Structural and functional characterization of the cardiac mitochondrial-associated reticulum membranes in the obesogenic and diabetic ob/ob mouse model

Abstract

Diabetic cardiomyopathy (DCM) strongly leads to metabolic heart failure with preserved ejection fraction (HFpEF). The involvement of mitochondria-associated reticular membranes (MAMs) in T2D-related metabolic disorders starts to be demonstrated. We recently discovered a reticulum-mitochondria Ca2 + uncoupling in a diet-induced mouse model of DCM with metabolic HFpEF. However, whether cardiac MAMs are affected by T2D and obesity specifically or by DCM with metabolic HFpEF remains unknown.
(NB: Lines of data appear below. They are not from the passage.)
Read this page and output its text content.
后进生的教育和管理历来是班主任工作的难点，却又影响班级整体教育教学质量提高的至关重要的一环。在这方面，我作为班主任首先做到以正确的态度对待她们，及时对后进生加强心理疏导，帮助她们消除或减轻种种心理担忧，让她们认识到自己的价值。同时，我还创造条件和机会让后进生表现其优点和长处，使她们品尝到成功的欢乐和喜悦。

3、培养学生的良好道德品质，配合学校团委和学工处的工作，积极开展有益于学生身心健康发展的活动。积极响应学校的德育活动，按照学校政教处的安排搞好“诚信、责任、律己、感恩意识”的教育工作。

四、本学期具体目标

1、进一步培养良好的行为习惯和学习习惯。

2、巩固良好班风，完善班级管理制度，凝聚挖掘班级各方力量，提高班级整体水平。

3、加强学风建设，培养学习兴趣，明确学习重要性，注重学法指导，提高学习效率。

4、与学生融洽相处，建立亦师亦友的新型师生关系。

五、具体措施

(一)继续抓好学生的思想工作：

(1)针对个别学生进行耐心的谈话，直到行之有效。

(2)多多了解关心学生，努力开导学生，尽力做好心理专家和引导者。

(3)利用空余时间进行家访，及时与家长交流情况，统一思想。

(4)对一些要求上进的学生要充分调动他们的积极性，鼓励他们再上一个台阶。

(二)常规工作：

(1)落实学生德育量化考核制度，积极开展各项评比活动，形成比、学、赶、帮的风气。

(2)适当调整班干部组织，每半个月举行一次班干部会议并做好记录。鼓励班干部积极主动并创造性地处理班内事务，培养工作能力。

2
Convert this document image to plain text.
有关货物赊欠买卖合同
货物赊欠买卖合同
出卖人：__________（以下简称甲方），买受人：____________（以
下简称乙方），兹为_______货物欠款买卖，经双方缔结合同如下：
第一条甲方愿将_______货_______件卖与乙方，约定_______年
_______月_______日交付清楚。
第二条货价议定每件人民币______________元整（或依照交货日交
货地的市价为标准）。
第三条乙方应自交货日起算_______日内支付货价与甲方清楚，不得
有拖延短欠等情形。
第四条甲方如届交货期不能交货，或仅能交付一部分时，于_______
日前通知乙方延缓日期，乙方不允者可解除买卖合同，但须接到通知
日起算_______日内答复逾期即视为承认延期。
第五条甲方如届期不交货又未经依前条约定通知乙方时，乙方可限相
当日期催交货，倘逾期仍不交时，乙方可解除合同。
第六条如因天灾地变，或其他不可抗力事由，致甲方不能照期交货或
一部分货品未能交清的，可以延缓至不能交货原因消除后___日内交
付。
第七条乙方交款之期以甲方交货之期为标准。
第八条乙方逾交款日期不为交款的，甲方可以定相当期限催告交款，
We aimed to study the cardiac phenotype of another obesogenic T2D mouse model (leptin-deficient) together with the proteomic composition and function of their cardiac MAMs. Cardiac contractile function and structure were evaluated by echocardiography, electron microscopy and histology in 12 weeks old male WT and ob/ob mice. MAMs protein composition was assessed by mass spectrometry and by Uniprot and Panther softwares. Cell death in cardiomyocytes (CM) after hypoxia/reoxygenation stress was assessed using flow cytometry. Reticulum-mitochondria Ca2+ fluxes were assessed on CM using a FRET-based mitochondrial Ca2+ sensor expressed by adenoviral infection. Echocardiography analysis revealed strain rate dysfunction and a concentric hypertrophy remodeling while no change was observed in fractional shortening or diastolic function in ob/ob mice. Histological assessment showed an increased lipid deposition but similar fibrosis in the ob/ob heart compared to WT ones. Cardiac MAM length and width were similar between both groups. However, a trend towards an increased MAM protein content was measured in the ob/ob heart. Further MAM proteome analyses showed mainly increased processes in ob/ob hearts, notably the cellular response to stress, lipid metabolism, ion transport and membrane organization. Indeed, functionally, hypoxic stress induces a cell death increase in the ob/ob CM, while MAM-driven Ca2+ fluxes were unchanged. Mitochondrial respiration, CM shortening, ATP and ROS content were also similar between both groups. The T2D ob/ob mouse model does not recapitulate the main hallmarks of metabolic HFpEF and does not display any cardiac MAM-driven Ca2+ uncoupling, contrary to the high-fat-high-sucrose diet-induced obesogenic mouse model. Therefore, the alteration of the cardiac MAM-driven Ca2+ coupling seems specific to the development of DCM with metabolic HFpEF.